O segurado pode conferir o valor que foi efetivamente calculado pelo Instituto por meio do Meu INSS, tanto pelo site quanto pelo aplicativo.
Depois de entrar com a conta Gov.br, basta procurar pelo serviço “Extrato de pagamento”. O documento apresenta informações como valor do benefício, descontos, competência e data prevista para o pagamento.
O INSS também disponibiliza atendimento pelo telefone 135, que pode ser utilizado para obter informações sobre o benefício e o calendário.
A consulta pelo extrato é especialmente importante para quem recebeu um reajuste diferente dos 3,90%, pois a data de início do benefício pode determinar um percentual proporcional.
O reajuste muda o valor de outros benefícios?
A atualização do piso previdenciário não afeta somente aposentadorias.
Benefícios vinculados ao salário mínimo também podem ser impactados pela mudança do piso, conforme as regras específicas de cada prestação. O valor de R$ 1.621 passou a ser a referência mínima para benefícios previdenciários do RGPS.
É importante separar, entretanto, benefícios previdenciários de programas assistenciais.
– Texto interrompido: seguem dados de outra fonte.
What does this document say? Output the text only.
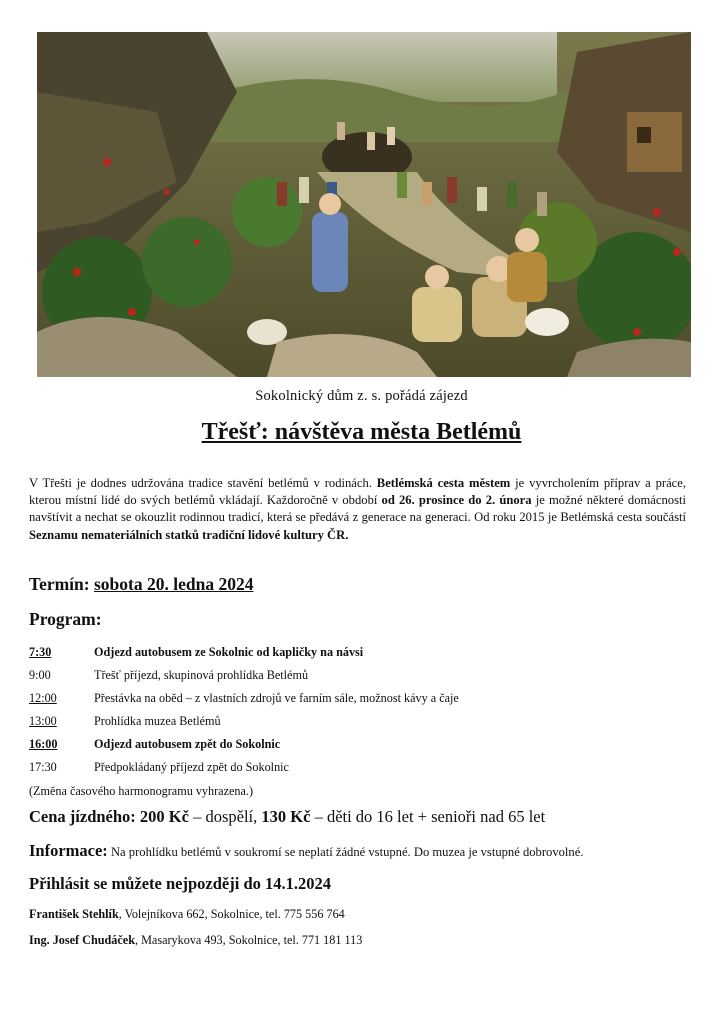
Sokolnický dům z. s. pořádá zájezd
Třešť: návštěva města Betlémů
V Třešti je dodnes udržována tradice stavění betlémů v rodinách. Betlémská cesta městem je vyvrcholením příprav a práce, kterou místní lidé do svých betlémů vkládají. Každoročně v období od 26. prosince do 2. února je možné některé domácnosti navštívit a nechat se okouzlit rodinnou tradicí, která se předává z generace na generaci. Od roku 2015 je Betlémská cesta součástí Seznamu nemateriálních statků tradiční lidové kultury ČR.
Termín: sobota 20. ledna 2024
Program:
7:30	Odjezd autobusem ze Sokolnic od kapličky na návsi
9:00	Třešť příjezd, skupinová prohlídka Betlémů
12:00	Přestávka na oběd – z vlastních zdrojů ve farním sále, možnost kávy a čaje
13:00	Prohlídka muzea Betlémů
16:00	Odjezd autobusem zpět do Sokolnic
17:30	Předpokládaný příjezd zpět do Sokolnic
(Změna časového harmonogramu vyhrazena.)
Cena jízdného: 200 Kč – dospělí, 130 Kč – děti do 16 let + senioři nad 65 let
Informace: Na prohlídku betlémů v soukromí se neplatí žádné vstupné. Do muzea je vstupné dobrovolné.
Přihlásit se můžete nejpozději do 14.1.2024
František Stehlík, Volejníkova 662, Sokolnice, tel. 775 556 764
Ing. Josef Chudáček, Masarykova 493, Sokolnice, tel. 771 181 113
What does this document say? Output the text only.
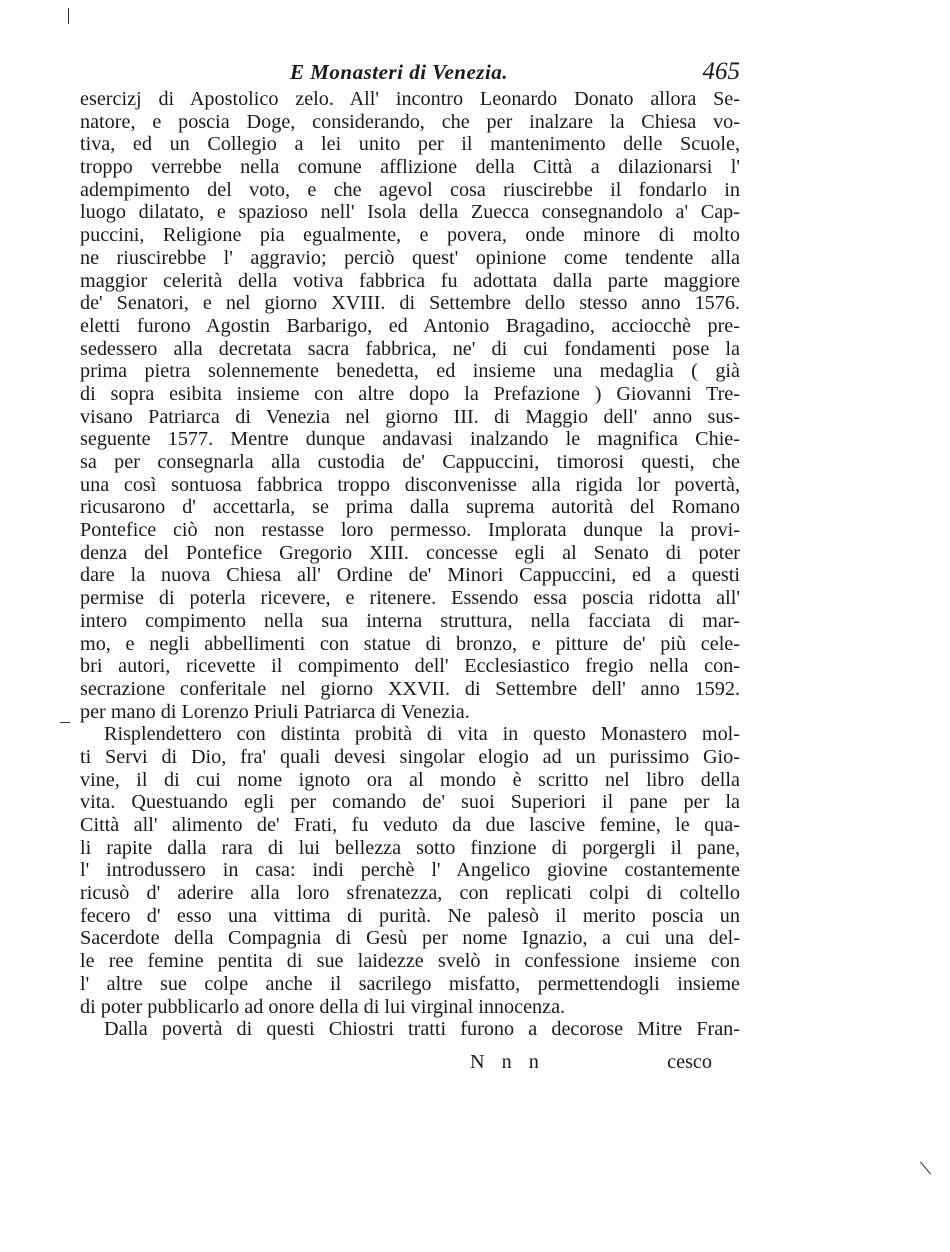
E Monasteri di Venezia.	465
esercizj di Apostolico zelo. All' incontro Leonardo Donato allora Se-
natore, e poscia Doge, considerando, che per inalzare la Chiesa vo-
tiva, ed un Collegio a lei unito per il mantenimento delle Scuole,
troppo verrebbe nella comune afflizione della Città a dilazionarsi l'
adempimento del voto, e che agevol cosa riuscirebbe il fondarlo in
luogo dilatato, e spazioso nell' Isola della Zuecca consegnandolo a' Cap-
puccini, Religione pia egualmente, e povera, onde minore di molto
ne riuscirebbe l' aggravio; perciò quest' opinione come tendente alla
maggior celerità della votiva fabbrica fu adottata dalla parte maggiore
de' Senatori, e nel giorno XVIII. di Settembre dello stesso anno 1576.
eletti furono Agostin Barbarigo, ed Antonio Bragadino, acciocchè pre-
sedessero alla decretata sacra fabbrica, ne' di cui fondamenti pose la
prima pietra solennemente benedetta, ed insieme una medaglia ( già
di sopra esibita insieme con altre dopo la Prefazione ) Giovanni Tre-
visano Patriarca di Venezia nel giorno III. di Maggio dell' anno sus-
seguente 1577. Mentre dunque andavasi inalzando le magnifica Chie-
sa per consegnarla alla custodia de' Cappuccini, timorosi questi, che
una così sontuosa fabbrica troppo disconvenisse alla rigida lor povertà,
ricusarono d' accettarla, se prima dalla suprema autorità del Romano
Pontefice ciò non restasse loro permesso. Implorata dunque la provi-
denza del Pontefice Gregorio XIII. concesse egli al Senato di poter
dare la nuova Chiesa all' Ordine de' Minori Cappuccini, ed a questi
permise di poterla ricevere, e ritenere. Essendo essa poscia ridotta all'
intero compimento nella sua interna struttura, nella facciata di mar-
mo, e negli abbellimenti con statue di bronzo, e pitture de' più cele-
bri autori, ricevette il compimento dell' Ecclesiastico fregio nella con-
secrazione conferitale nel giorno XXVII. di Settembre dell' anno 1592.
per mano di Lorenzo Priuli Patriarca di Venezia.
Risplendettero con distinta probità di vita in questo Monastero mol-
ti Servi di Dio, fra' quali devesi singolar elogio ad un purissimo Gio-
vine, il di cui nome ignoto ora al mondo è scritto nel libro della
vita. Questuando egli per comando de' suoi Superiori il pane per la
Città all' alimento de' Frati, fu veduto da due lascive femine, le qua-
li rapite dalla rara di lui bellezza sotto finzione di porgergli il pane,
l' introdussero in casa: indi perchè l' Angelico giovine costantemente
ricusò d' aderire alla loro sfrenatezza, con replicati colpi di coltello
fecero d' esso una vittima di purità. Ne palesò il merito poscia un
Sacerdote della Compagnia di Gesù per nome Ignazio, a cui una del-
le ree femine pentita di sue laidezze svelò in confessione insieme con
l' altre sue colpe anche il sacrilego misfatto, permettendogli insieme
di poter pubblicarlo ad onore della di lui virginal innocenza.
Dalla povertà di questi Chiostri tratti furono a decorose Mitre Fran-
N n n	cesco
O BPC, por exemplo, possui regras próprias de concessão, embora seu valor esteja vinculado ao salário mínimo.
Por isso, não é recomendável presumir que qualquer pagamento recebido do governo será reajustado da mesma maneira que uma aposentadoria do INSS.
O que acontece com quem se aposentou em 2025?
Esse grupo merece atenção especial.
Quem teve o benefício concedido em 2025 pode não receber o reajuste integral de 3,90%. A Portaria Interministerial MPS/MF nº 13/2026 estabeleceu uma tabela proporcional conforme o mês de início do benefício.
Assim, quanto mais recente for a concessão dentro de 2025, menor pode ser o fator de atualização aplicado em janeiro de 2026.
Essa regra evita que um benefício recém-concedido receba o mesmo reajuste acumulado de um benefício que permaneceu sujeito à inflação durante todo o período de referência.
Por isso, para saber exatamente quanto uma aposentadoria ou pensão deveria valer em 2026, é necessário considerar o valor original, a data de início e as regras específicas aplicáveis ao benefício.
Como conferir se o reajuste está correto?

O primeiro passo é verificar o valor bruto do benefício antes dos descontos e compará-lo com o percentual correspondente à situação do segurado.
Depois, é necessário observar a data de início da aposentadoria ou pensão. Para benefícios concedidos durante 2025, a tabela oficial pode indicar um percentual diferente dos 3,90%.
Também é importante verificar o extrato de pagamento no Meu INSS. O documento permite identificar se a diferença observada decorre do próprio reajuste ou de algum desconto que tenha sido realizado no benefício.
Caso o segurado identifique uma divergência que não consiga esclarecer pelo extrato, pode procurar os canais oficiais do INSS para solicitar orientação ou verificar a necessidade de um requerimento.